Insurance Bill Introduces In The Raj Sabha
The union government moved a step closer to start long-pending reforms in the insurance sector by introducing the Insurance Reforms Bill in the Rajya Sabha on Monday, amid stiff opposition from the opposition parties, especially the Left. The bill is aimed at increasing the foreign direct investment (FDI) in the insurance sector from the existing 26 per cent to 49 per cent. The amendment in the insurance bill would also allow four state-owned general insurance companies to raise funds from the capital market.
Government proposes amendment in the Insurance Act 1938, the Insurance Regulatory and Development Authority Act 1999 and the General Insurance Business (Nationalization) Act 1972 to pave the way to increase the foreign equity limit in the Indian insurance companies.
Now, Oriental Insurance, New India Assurance, United India Insurance and National Insurance can raise funds from the capital market with the prior approval of the government. The bill would also allow the health insurance companies to enjoy lower investment limit of Rs. 50 crore to Rs 100 crore for companies entering in the life or general insurance business sector.

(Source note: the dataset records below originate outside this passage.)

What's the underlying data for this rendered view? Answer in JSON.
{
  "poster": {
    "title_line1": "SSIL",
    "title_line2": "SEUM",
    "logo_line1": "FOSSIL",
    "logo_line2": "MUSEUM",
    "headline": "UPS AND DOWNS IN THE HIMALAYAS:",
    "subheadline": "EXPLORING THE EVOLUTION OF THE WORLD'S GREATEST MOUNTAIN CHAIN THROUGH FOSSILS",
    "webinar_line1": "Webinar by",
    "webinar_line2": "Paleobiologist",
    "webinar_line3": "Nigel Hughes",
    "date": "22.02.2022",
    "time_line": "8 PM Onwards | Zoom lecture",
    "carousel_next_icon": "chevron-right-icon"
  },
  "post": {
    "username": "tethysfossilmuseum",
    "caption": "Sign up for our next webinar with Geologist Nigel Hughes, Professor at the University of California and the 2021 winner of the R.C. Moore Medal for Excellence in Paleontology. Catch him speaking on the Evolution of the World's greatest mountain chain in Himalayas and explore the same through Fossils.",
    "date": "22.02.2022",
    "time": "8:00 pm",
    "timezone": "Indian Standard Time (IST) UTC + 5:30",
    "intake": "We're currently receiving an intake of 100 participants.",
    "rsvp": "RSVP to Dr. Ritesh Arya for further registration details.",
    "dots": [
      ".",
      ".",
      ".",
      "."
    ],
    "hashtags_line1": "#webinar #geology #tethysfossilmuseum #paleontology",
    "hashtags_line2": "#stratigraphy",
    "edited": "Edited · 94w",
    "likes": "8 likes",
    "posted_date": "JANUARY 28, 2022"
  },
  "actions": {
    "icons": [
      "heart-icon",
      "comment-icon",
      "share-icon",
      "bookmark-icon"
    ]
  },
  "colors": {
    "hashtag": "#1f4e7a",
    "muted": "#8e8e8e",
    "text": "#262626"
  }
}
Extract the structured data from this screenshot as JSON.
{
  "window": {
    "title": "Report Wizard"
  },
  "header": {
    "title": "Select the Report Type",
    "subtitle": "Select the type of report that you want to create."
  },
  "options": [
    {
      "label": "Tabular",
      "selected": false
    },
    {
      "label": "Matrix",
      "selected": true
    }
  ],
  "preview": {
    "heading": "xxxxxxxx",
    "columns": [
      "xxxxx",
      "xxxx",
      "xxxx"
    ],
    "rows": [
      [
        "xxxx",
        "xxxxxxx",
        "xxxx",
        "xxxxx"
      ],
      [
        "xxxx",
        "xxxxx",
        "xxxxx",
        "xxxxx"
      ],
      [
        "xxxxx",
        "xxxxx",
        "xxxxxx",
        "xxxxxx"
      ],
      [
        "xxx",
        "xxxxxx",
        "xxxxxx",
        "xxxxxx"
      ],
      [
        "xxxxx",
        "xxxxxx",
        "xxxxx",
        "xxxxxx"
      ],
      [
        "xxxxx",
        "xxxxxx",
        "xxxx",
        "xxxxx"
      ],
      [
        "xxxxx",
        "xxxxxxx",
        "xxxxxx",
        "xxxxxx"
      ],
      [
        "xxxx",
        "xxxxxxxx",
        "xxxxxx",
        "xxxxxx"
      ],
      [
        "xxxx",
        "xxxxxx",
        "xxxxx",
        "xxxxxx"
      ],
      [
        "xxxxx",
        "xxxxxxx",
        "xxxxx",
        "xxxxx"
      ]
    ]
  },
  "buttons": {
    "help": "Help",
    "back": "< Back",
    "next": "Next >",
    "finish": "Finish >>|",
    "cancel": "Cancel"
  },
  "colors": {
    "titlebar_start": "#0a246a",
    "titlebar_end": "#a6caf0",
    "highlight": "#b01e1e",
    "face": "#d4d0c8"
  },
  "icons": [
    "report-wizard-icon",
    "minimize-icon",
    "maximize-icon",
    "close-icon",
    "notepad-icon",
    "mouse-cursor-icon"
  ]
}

Thus, the new companies with less capital may be able to start the health insurance services, leading to further expansion of the insurance segment in the country. The bill would allow foreign re-insurance companies to start services in India with a minimum paid-up capital of Rs. 200 crore. The bill also proposes penalty of Rs. 25 crore for inefficient services to the rural, social sector or motor vehicle insurance sector.